The scientists looked at one another in bewildered silence.
Hedda Heine leaned forward. “Are you absolutely sure, Ms. Simmen?”
Corinne nodded. “I’ve taken two pregnancy tests.”
“And there’s no one else who…could be the father?”
“No,” Corinne said firmly.
Karl Fischer was looking at her without saying anything.
“You’re the resident’s cricket, aren’t you?” Brian Jenkins said. “As I understand it, there are strict rules governing the behavior of crickets. Close, but not too close, and so on. Am I wrong, Doctor Pierce?”
“I know perfectly well what the rules are,” Corinne said irritably. “But over the past couple of months there’s been something about my client that hasn’t made sense. He’s been completely unreceptive to the instrument.”
She held up her arm and showed her bracelet.
“I brought it in to check it and made some adjustments,” Doctor Pierce said. “Ms. Simmen claimed that it still wasn’t working, so I assumed she was using it incorrectly and wanted to replace her with a different cricket. But Ms. Simmen refused to be replaced. She claimed that Max was very different and that she had a duty to protect him.”
“Which he immediately exploited,” Karl Fischer said with a scornful glance at Corinne’s stomach.
“Not at all,” Corinne said angrily. “Daniel isn’t Max. He doesn’t exploit anyone. Everything he’s been telling us is true. He’s Max’s twin brother, and Max was the one we let out after the visit back in July.”
“Max doesn’t have…,” Doctor Fischer began.
“Yes he does!” Corinne said, waving a sheet of paper. “The other day I found a page of the material I was given during my training. I know we weren’t supposed to keep anything on paper. But one of my colleagues taught me the lyrics to a song and I wrote them down on the back of a sheet of paper, which I then kept. It turned out to be Max’s admission documentation. And from this it is quite clear that Max has a twin brother. Someone must have altered his medical records after he was admitted.”
She passed the copy around.
Doctor Pierce looked in his briefcase, took out some stapled sheets of paper, and passed these around as well.
“Ms. Simmen is right. I checked what she said with the population registry in Sweden. And we’ve got the wrong twin. Now he’s missing, and I’m extremely worried about him. I suggest that we send the guards out at once.”
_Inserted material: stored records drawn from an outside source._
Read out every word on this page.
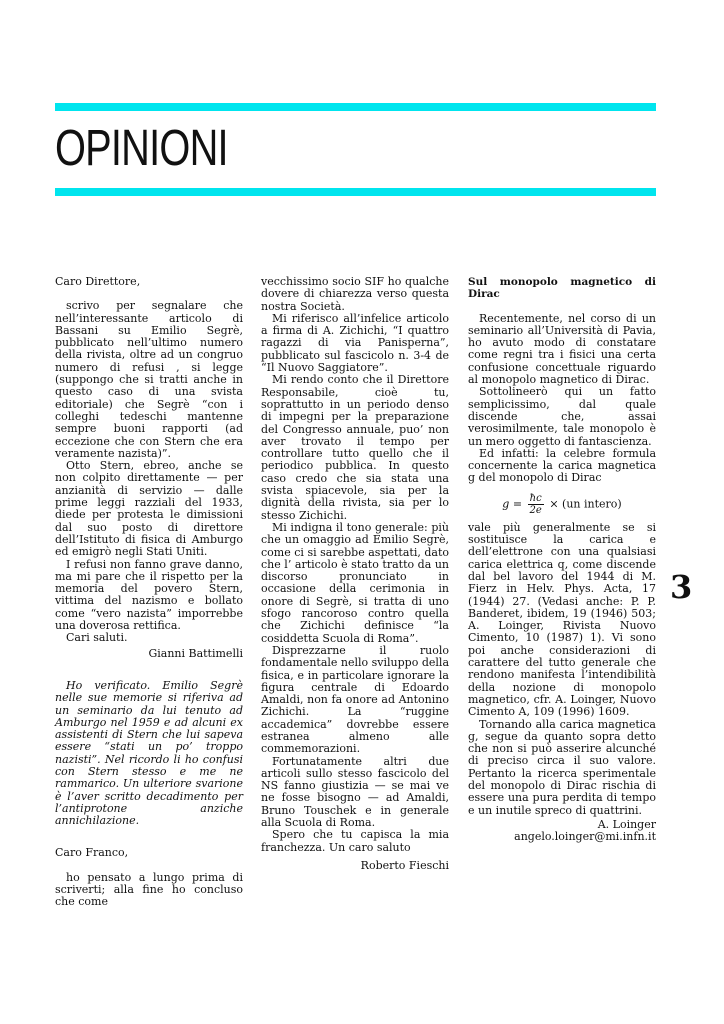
OPINIONI

Caro Direttore,

scrivo per segnalare che nell’interessante articolo di Bassani su Emilio Segrè, pubblicato nell’ultimo numero della rivista, oltre ad un congruo numero di refusi , si legge (suppongo che si tratti anche in questo caso di una svista editoriale) che Segrè “con i colleghi tedeschi mantenne sempre buoni rapporti (ad eccezione che con Stern che era veramente nazista)”.

Otto Stern, ebreo, anche se non colpito direttamente — per anzianità di servizio — dalle prime leggi razziali del 1933, diede per protesta le dimissioni dal suo posto di direttore dell’Istituto di fisica di Amburgo ed emigrò negli Stati Uniti.

I refusi non fanno grave danno, ma mi pare che il rispetto per la memoria del povero Stern, vittima del nazismo e bollato come “vero nazista” imporrebbe una doverosa rettifica.

Cari saluti.

Gianni Battimelli

Ho verificato. Emilio Segrè nelle sue memorie si riferiva ad un seminario da lui tenuto ad Amburgo nel 1959 e ad alcuni ex assistenti di Stern che lui sapeva essere “stati un po’ troppo nazisti”. Nel ricordo li ho confusi con Stern stesso e me ne rammarico. Un ulteriore svarione è l’aver scritto decadimento per l’antiprotone anziche annichilazione.

Caro Franco,

ho pensato a lungo prima di scriverti; alla fine ho concluso che come

vecchissimo socio SIF ho qualche dovere di chiarezza verso questa nostra Società.

Mi riferisco all’infelice articolo a firma di A. Zichichi, “I quattro ragazzi di via Panisperna”, pubblicato sul fascicolo n. 3-4 de “Il Nuovo Saggiatore”.

Mi rendo conto che il Direttore Responsabile, cioè tu, soprattutto in un periodo denso di impegni per la preparazione del Congresso annuale, puo’ non aver trovato il tempo per controllare tutto quello che il periodico pubblica. In questo caso credo che sia stata una svista spiacevole, sia per la dignità della rivista, sia per lo stesso Zichichi.

Mi indigna il tono generale: più che un omaggio ad Emilio Segrè, come ci si sarebbe aspettati, dato che l’ articolo è stato tratto da un discorso pronunciato in occasione della cerimonia in onore di Segrè, si tratta di uno sfogo rancoroso contro quella che Zichichi definisce “la cosiddetta Scuola di Roma”.

Disprezzarne il ruolo fondamentale nello sviluppo della fisica, e in particolare ignorare la figura centrale di Edoardo Amaldi, non fa onore ad Antonino Zichichi. La “ruggine accademica” dovrebbe essere estranea almeno alle commemorazioni.

Fortunatamente altri due articoli sullo stesso fascicolo del NS fanno giustizia — se mai ve ne fosse bisogno — ad Amaldi, Bruno Touschek e in generale alla Scuola di Roma.

Spero che tu capisca la mia franchezza. Un caro saluto

Roberto Fieschi

Sul monopolo magnetico di Dirac

Recentemente, nel corso di un seminario all’Università di Pavia, ho avuto modo di constatare come regni tra i fisici una certa confusione concettuale riguardo al monopolo magnetico di Dirac.

Sottolineerò qui un fatto semplicissimo, dal quale discende che, assai verosimilmente, tale monopolo è un mero oggetto di fantascienza.

Ed infatti: la celebre formula concernente la carica magnetica g del monopolo di Dirac

$g = \frac{ħc}{2e} \times (un$ intero)

vale più generalmente se si sostituisce la carica e dell’elettrone con una qualsiasi carica elettrica q, come discende dal bel lavoro del 1944 di M. Fierz in Helv. Phys. Acta, 17 (1944) 27. (Vedasi anche: P. P. Banderet, ibidem, 19 (1946) 503; A. Loinger, Rivista Nuovo Cimento, 10 (1987) 1). Vi sono poi anche considerazioni di carattere del tutto generale che rendono manifesta l’intendibilità della nozione di monopolo magnetico, cfr. A. Loinger, Nuovo Cimento A, 109 (1996) 1609.

Tornando alla carica magnetica g, segue da quanto sopra detto che non si può asserire alcunché di preciso circa il suo valore. Pertanto la ricerca sperimentale del monopolo di Dirac rischia di essere una pura perdita di tempo e un inutile spreco di quattrini.

A. Loinger

angelo.loinger@mi.infn.it

3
His colleagues stared at him, and Hedda Heine said, “I quite agree. What do you say, Doctor Fischer?”
“Yes, that would probably be best. They can search the valley,” Fischer said uninterestedly, passing the documents to the person next to him. He had hardly looked at them. “Well, that’s agreed, then. They go out and look for Max. Pierce will contact security headquarters.”
“They go out and look for
Daniel.
Not Max,” Corinne corrected him.
Doctor Fischer stood up with a glance at his watch.
“I’ve got a lot to do, so I hope you’ll excuse me,” he said.
As soon as he left the room a heated discussion broke out around the table.
Corinne sat in silence. The discussion was partly about her, and she felt superfluous in a rather unpleasant way.
Doctor Pierce called security headquarters on his cell phone. He was the only person she knew in the room, and he was the one who had brought her along. As soon as he finished his conversation she was planning to say good-bye to him and sneak out.
But just as he was putting his phone back in his pocket there was a knock on the door and a hostess came in, holding a phone in her hand.
“Sorry to interrupt. I’ve got a call from the Italian police. They want to talk to the director.”
“Doctor Fischer has just left,” Pierce said. “Try him on his cell.”
“He’s not answering.” The hostess waved the phone, at something of a loss. “They said it was urgent.”
“I’ll take it,” Pierce said.
He took the phone and went over to the big window to speak in private.
When the conversation was over he turned round. “The police in Naples are wondering if Max Brant is still in Himmelstal. Four days ago they arrested a man for the brutal assault of a woman, and they think it’s Max.”